100% Uptime on Harmony MainNet

2 min readOct 25, 2019

Introduction

100% uptime is Harmony’s top engineering goal in Q4/2019. 100% uptime means the blockchain network should be up without any downtime when the consensus of any shard stops. It doesn’t mean there is no single node downtime as the blockchain network is designed to be resilient to single point of failure. Noted, the uptime should also be measured from the end user’s perspective, which means the usage of blockchain shouldn’t be impacted with any nodes failure.

As Harmony blockchain is a FBFT based blockchain, the leader change is inevitable when the leader may be offline or becomes evil. We has implemented a complete view change algorithm and running on the MainNet for 100+ days. During the leader change, the consensus may be stalled and it may take sometime to reach the consensus. Thus, the uptime is defined as up to 10 minutes to reach consensus. To reach a consensus longer than 10 minutes is deemed as network/shard downtime.

Stability Factors

Learned from our post-mortem in Q3, the following stability factors/issues have to be considered when we are discussing the 100% uptime.

Protocol stability

Consensus analysis on all error logs
View change has to be able to converge on time
State syncing should be resilient to out of sync peers
Beacon chain syncing
Bad block issues

Network layer stability

Bootnode network has to be resilient and elastic
Libp2p bugfixes shall be applied actively
Libp2p pubsub scalability issue
Peer discovery stability

Client program stability

OOM oops
High CPU usage
Idle threads
Node.sh out of sync with node binary

Network architecture stability

RPC endpoints resilience
DNS single-point-of-failure

Node host stability

Out of Disk Space
Network jitter
Single CPU usage
Fast node recovery

Deployment stability

Staged update on all nodes
Decentralized rolling update

Test and Monitoring

To ensure the maximum 100% uptime, we need to plan on the following initiatives on tooling and testing. For each individual stability factor, we will do a specific project to address the concern.

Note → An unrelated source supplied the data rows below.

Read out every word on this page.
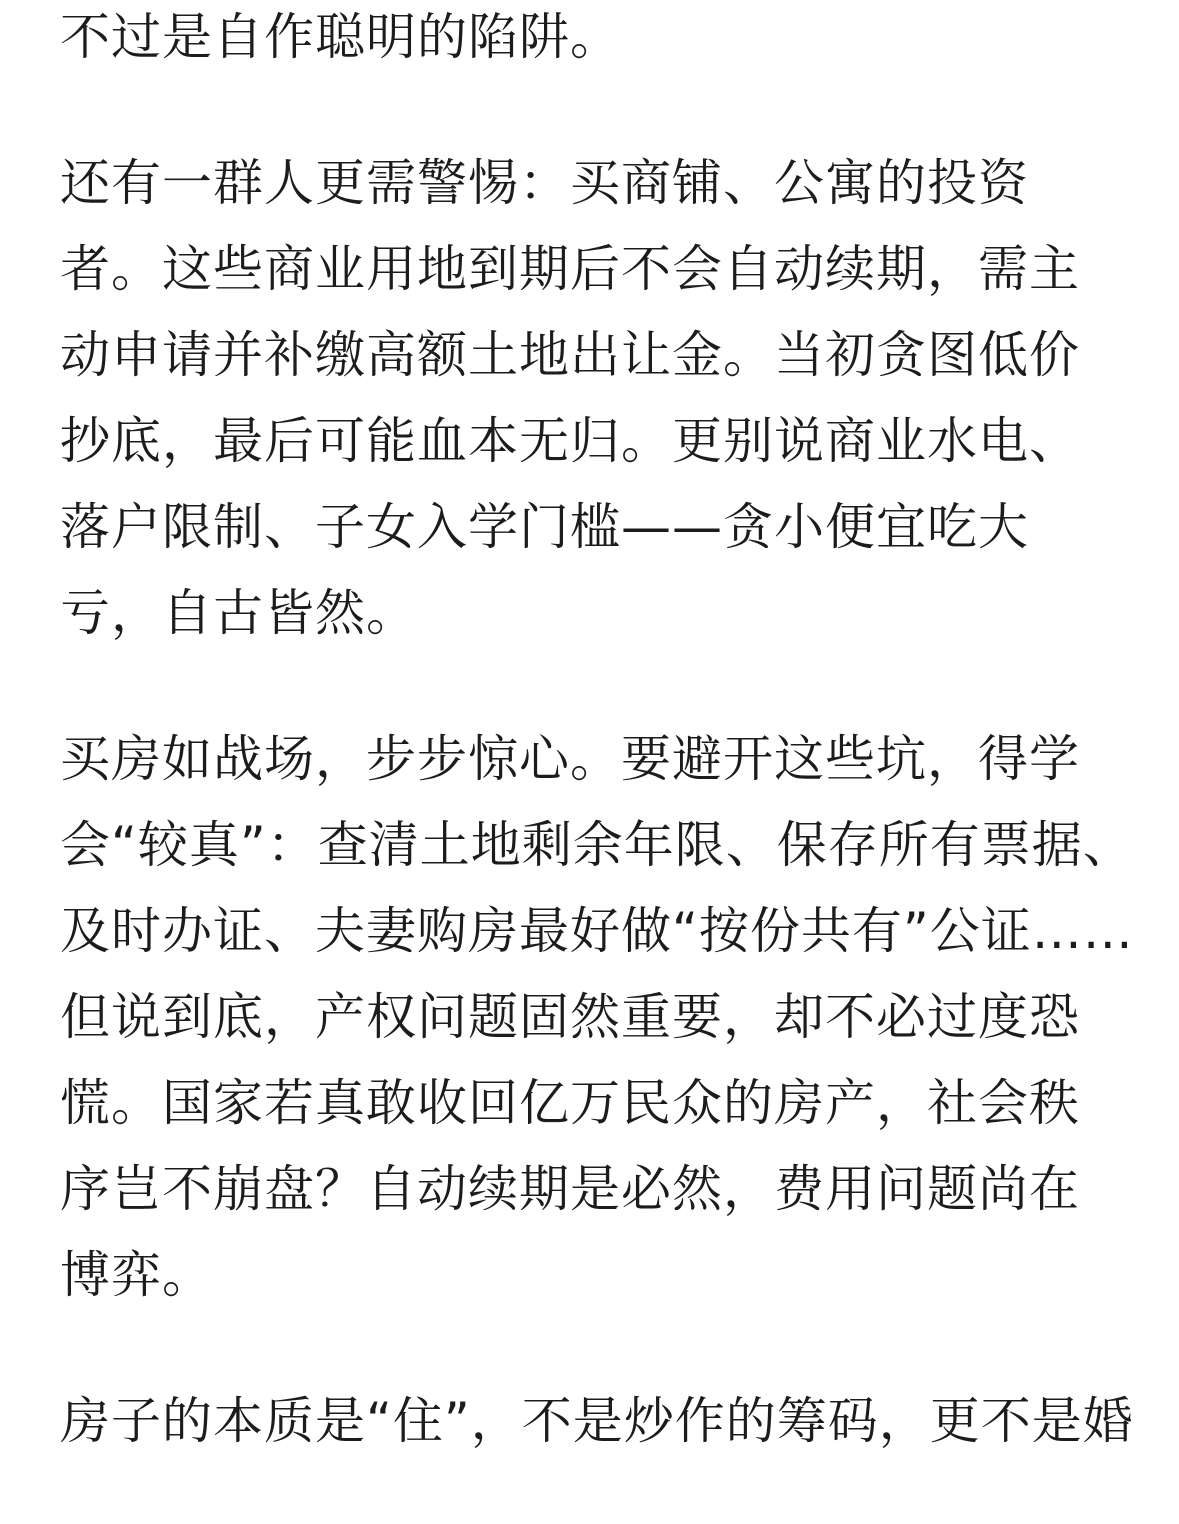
不过是自作聪明的陷阱。

还有一群人更需警惕：买商铺、公寓的投资
者。这些商业用地到期后不会自动续期，需主
动申请并补缴高额土地出让金。当初贪图低价
抄底，最后可能血本无归。更别说商业水电、
落户限制、子女入学门槛——贪小便宜吃大
亏，自古皆然。

买房如战场，步步惊心。要避开这些坑，得学
会“较真”：查清土地剩余年限、保存所有票据、
及时办证、夫妻购房最好做“按份共有”公证……
但说到底，产权问题固然重要，却不必过度恐
慌。国家若真敢收回亿万民众的房产，社会秩
序岂不崩盘？自动续期是必然，费用问题尚在
博弈。

房子的本质是“住”，不是炒作的筹码，更不是婚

Log collection and analysis
Automated stress tests on all layers
Manual tests on hard-to-automate test cases
Monitoring of the nodes and auto-recovery
Open source tools and training materials provided to node runners via Pangaea Academy

Engineering Plan

The engineering plan is still working-in-progress. Will be updated.

Phase 1 — the collection of issues

Auto log collection from testnet
Auto log collection from mainnet
Auto log analysis: Warning, Error, Bad blocks
Coredump collection

Phase 2 — stress test to discover more issues

Tx Benchmark on testnet
Release Test Automation

Phase 3 — prioritization

Issue analysis
Review old issues in SSS and COE projects